SET 지수는 금요일에 음식, 소비재, 금융, 자원, 서비스 및 기술 부문의 손실로 인해 소폭 하락하여 마감했습니다.
당일, 지수는 1,472.58에서 1,489.14 사이에서 거래하며 7.28포인트 또는 0.49% 하락하여 1,482.45에 마감했습니다. 거래량은 86억 6,100만 주, 가치는 569억 9,900만 바트였습니다. 하락 종목은 264개, 상승 종목은 166개였으며, 223개 종목은 변동 없이 마감했습니다.
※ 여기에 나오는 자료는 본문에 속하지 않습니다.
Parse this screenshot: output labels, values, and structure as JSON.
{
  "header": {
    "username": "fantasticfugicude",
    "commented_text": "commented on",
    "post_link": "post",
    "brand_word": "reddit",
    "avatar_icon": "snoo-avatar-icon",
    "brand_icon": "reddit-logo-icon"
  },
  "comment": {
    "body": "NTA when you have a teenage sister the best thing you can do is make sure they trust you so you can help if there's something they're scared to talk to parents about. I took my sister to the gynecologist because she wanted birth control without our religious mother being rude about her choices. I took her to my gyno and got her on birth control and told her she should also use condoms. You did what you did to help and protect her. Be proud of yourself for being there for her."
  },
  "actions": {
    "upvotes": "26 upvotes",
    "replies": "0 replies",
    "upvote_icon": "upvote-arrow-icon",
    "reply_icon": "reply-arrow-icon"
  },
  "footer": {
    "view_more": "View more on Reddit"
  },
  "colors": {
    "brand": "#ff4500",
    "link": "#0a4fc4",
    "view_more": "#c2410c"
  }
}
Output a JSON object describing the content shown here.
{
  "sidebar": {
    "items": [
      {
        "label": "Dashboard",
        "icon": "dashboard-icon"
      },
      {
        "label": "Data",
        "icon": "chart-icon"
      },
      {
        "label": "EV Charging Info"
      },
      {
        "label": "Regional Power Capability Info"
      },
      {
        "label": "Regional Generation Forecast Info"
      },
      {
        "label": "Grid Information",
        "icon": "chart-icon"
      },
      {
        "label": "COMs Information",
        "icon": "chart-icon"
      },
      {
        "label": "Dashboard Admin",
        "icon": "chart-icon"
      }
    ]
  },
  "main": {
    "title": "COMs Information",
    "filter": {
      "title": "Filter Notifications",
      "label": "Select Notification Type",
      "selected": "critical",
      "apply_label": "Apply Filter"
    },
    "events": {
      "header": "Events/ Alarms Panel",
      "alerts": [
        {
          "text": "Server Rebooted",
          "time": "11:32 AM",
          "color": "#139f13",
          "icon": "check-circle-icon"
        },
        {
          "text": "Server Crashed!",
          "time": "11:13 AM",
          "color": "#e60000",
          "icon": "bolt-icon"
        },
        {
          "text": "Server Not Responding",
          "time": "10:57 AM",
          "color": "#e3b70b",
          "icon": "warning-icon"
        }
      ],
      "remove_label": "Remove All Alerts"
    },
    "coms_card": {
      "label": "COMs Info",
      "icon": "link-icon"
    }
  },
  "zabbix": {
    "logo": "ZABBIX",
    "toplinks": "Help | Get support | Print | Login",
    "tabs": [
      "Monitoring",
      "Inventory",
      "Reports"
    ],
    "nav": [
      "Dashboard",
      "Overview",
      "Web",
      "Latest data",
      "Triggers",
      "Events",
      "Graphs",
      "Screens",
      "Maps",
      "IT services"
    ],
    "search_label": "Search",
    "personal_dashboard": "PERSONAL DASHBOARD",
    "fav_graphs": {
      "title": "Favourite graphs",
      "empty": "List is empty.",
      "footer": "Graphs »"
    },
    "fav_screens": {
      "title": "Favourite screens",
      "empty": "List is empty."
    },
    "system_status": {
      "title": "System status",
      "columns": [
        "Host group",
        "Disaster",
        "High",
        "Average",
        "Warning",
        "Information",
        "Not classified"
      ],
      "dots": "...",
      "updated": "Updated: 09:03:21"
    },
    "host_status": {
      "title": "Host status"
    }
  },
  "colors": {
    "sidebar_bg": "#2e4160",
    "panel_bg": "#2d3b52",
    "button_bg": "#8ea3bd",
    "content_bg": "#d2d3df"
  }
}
활발하게 거래된 종목 중 Advanced Info는 4.08% 하락했고, Thailand Airport는 0.90% 하락했으며, Asset World는 1.77% 하락했고, Banpu는 5.26% 하락했고, Bangkok Bank는 0.30% 상승했고, Bangkok Dusit Medical은 0.54% 상승했고, Bangkok Expressway는 2.86% 상승했고, BTS Group은 2.80% 하락했고, CP All Public은 0.52% 하락했고, Charoen Pokphand Foods는 1.47% 하락했고, Gulf는 1.70% 하락했고, Krung Thai Bank는 2.34% 하락했고, PTT Oil & Retail은 0.83% 하락했고, PTT Exploration and Production은 0.69% 상승했고, Siam Concrete는 2.22% 상승했고, True Corporation은 2.08% 하락했고, TTB Bank는 4.31% 하락했고, Kasikornbank, Siam Commercial Bank, Krung Thai Card, PTT Global Chemical, SCG Packaging, B. Grimm, Energy Absolute, PTT 및 Thai Oil은 변동 없이 마감했습니다.
월스트리트의 동향은 강세를 보이고 있으며, 주요 평균치는 금요일에 상승하여 개장했고, 거래일 내내 확고하게 상승세를 유지하며 장중 고가로 마감했습니다.
다우존스는 868.71포인트 또는 1.79% 상승하여 49,447.43에 마감했고, NASDAQ은 365.78포인트 또는 1.52% 상승하여 24,468.48에 마감했고, S&P 500은 84.78포인트 또는 1.20% 상승하여 7,126.06에 마감했습니다.
이번 주 동안 NASDAQ은 6.8% 급등했고, S&P 500은 4.9% 상승했고, 다우존스는 3.2% 상승했습니다.
이스라엘과 레바논 간의 10일 휴전 이후 이란이 상업 교통에 대해 호르무즈 해협을 완전히 개방했다고 발표한 후 월스트리트에서 랠리가 발생했습니다.
해협의 일시적인 재개방 소식으로 인해 원유 가격이 급락하여 공급 관련 우려가 완화되었습니다. 5월 인도분을 기준으로 West Texas Intermediate 원유는 $11.17 또는 10.58% 하락한 배럴당 $84.11에 거래되었습니다.
월스트리트의 강세는 이번 주 여러 대형 기업의 분기별 실적에 대한 낙관론을 반영했을 수도 있습니다.
본 문서에 표현된 견해 및 의견은 작성자의 견해 및 의견이며, Nasdaq, Inc.의 견해를 반드시 반영하지 않습니다.
AI 토크쇼
4개 주요 AI 모델이 이 기사를 논의합니다
"The Thai market is currently pricing in a geopolitical risk premium that exceeds the temporary relief provided by the crude oil price correction."
The article presents a glaring contradiction: it claims the Strait of Hormuz is 'shut down' while simultaneously noting the market rally was driven by news the strait is 'completely open.' This suggests the SET’s weakness isn't just about geopolitical noise, but a structural repricing of Thai equities. With the SET index hovering at 1,482, the 1.6% drop over two sessions indicates institutional rotation out of Thai blue chips like Advanced Info and TTB Bank. Investors are likely front-running a potential cooling in tourism and trade logistics. If the Strait remains volatile, the 10.58% drop in WTI crude oil is a temporary reprieve, not a fundamental shift in energy security.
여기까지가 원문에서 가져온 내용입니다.